This question got me pretty close and actually works. Now I'm trying to understand it better and make it more robust.
Have the following test code:
// Just build a test xml
String xml;
xml = "<aaa Batt = \"That\" Aatt=\"this\" >\n";
xml += "<!-- Document comment --><bbb moarttt=\"fasf\" lolol=\"dsf\"/>\n";
xml += " <ccc/></aaa>";
// do the necessary bureaucracy
DocumentBuilder docBuilder;
docBuilder = DocumentBuilderFactory.newInstance().newDocumentBuilder();
Document doc;
doc = docBuilder.parse(new ByteArrayInputStream(xml.getBytes()));
// Normalize document
// Do I realy need to do this?
doc.normalize();
// Canonize using Apache's Xml security
org.apache.xml.security.Init.init(); // Doesnt work if I don't do this.
byte[] c14nOutputbytes = Canonicalizer.getInstance(
Canonicalizer.ALGO_ID_C14N_EXCL_WITH_COMMENTS)
.canonicalizeSubtree(doc.getDocumentElement());
// This was a reparse reccomended to get attributes in alpha order
Document canon = docBuilder.parse(new ByteArrayInputStream(c14nOutputbytes));
// Input and output for the transformer
DOMSource xmlInput = new DOMSource(canon);
StreamResult xmlOutput = new StreamResult(new StringWriter());
// Configure transformer and format code
Transformer transformer = TransformerFactory.newInstance().newTransformer();
transformer.setOutputProperty(OutputKeys.OMIT_XML_DECLARATION, "yes");
transformer.setOutputProperty(OutputKeys.INDENT, "yes");
transformer.setOutputProperty(
"{http://xml.apache.org/xslt}indent-amount", "4");
transformer.transform(xmlInput, xmlOutput);
// And print it
System.out.println(xmlOutput.getWriter().toString());
Executing this code, would output:
<aaa Aatt="this" Batt="That">
<!-- Document comment --><bbb lolol="dsf" moarttt="fasf"/>
<ccc/>
</aaa>
Which might be canonized, but doesn't seem to respect the indentation I asked the transformer to do.
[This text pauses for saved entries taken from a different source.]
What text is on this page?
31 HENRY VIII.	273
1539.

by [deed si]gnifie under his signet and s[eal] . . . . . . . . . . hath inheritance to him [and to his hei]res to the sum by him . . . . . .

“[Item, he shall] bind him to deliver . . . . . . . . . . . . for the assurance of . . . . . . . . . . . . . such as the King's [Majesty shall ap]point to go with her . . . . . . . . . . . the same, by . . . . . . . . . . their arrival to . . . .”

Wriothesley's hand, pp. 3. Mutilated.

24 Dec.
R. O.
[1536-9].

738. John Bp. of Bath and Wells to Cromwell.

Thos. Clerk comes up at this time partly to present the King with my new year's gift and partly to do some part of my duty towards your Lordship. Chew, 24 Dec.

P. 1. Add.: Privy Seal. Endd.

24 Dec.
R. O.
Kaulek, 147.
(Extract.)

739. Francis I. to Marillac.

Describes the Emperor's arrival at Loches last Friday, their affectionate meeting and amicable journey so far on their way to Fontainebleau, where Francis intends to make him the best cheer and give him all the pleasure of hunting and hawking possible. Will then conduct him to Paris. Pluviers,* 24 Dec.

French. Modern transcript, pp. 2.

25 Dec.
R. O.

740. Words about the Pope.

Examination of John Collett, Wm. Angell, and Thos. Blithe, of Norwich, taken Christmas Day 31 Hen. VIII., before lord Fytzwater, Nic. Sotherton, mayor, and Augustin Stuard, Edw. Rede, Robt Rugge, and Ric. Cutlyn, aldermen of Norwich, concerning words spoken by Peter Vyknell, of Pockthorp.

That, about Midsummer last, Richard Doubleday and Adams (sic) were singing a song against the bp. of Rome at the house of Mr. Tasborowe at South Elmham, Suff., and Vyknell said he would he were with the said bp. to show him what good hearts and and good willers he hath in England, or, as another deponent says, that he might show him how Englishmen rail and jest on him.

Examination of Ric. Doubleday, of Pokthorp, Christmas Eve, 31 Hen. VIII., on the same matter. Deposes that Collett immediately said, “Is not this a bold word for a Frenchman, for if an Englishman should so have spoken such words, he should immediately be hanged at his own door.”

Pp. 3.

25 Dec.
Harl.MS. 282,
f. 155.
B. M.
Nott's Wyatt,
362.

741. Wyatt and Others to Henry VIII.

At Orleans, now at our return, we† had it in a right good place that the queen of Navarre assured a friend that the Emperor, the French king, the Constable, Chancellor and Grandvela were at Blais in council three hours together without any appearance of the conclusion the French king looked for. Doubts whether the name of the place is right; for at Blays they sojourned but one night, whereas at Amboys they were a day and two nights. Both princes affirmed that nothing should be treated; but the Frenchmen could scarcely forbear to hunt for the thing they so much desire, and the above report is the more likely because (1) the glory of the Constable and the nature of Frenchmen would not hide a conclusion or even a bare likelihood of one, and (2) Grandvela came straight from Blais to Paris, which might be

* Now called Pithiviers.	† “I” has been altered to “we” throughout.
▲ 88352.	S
Having such an example, I have a few questions:
- For my intent, is there any difference between
.normalize()
andCanonicalizer.ALGO_ID_C14N_EXCL_WITH_COMMENTS
? Removing either of them seems to yield the same result (again within my intent of have a canonical and pretty printed xml). - Why do the blank spaces within the xml seem to screw the formatting? Would I have to trim the text of each xml node to make it work? It just sounds wrong, nonetheless if the input xml is
<aaa Batt = \"That\" Aatt=\"this\" ><!-- Document comment --><bbb moarttt=\"fasf\" lolol=\"dsf\"/><ccc/></aaa>
the xml is perfectly formatted. - Why after asking for the canonical form, tags such as
<ccc/>
weren't expanded to<ccc></ccc>
? Wikipedia says "empty elements are encoded as start/end pairs, not using the special empty-element syntax".
Sorry if these are too many questions at once, but I have the feeling the answers for all of these should be somewhat the same.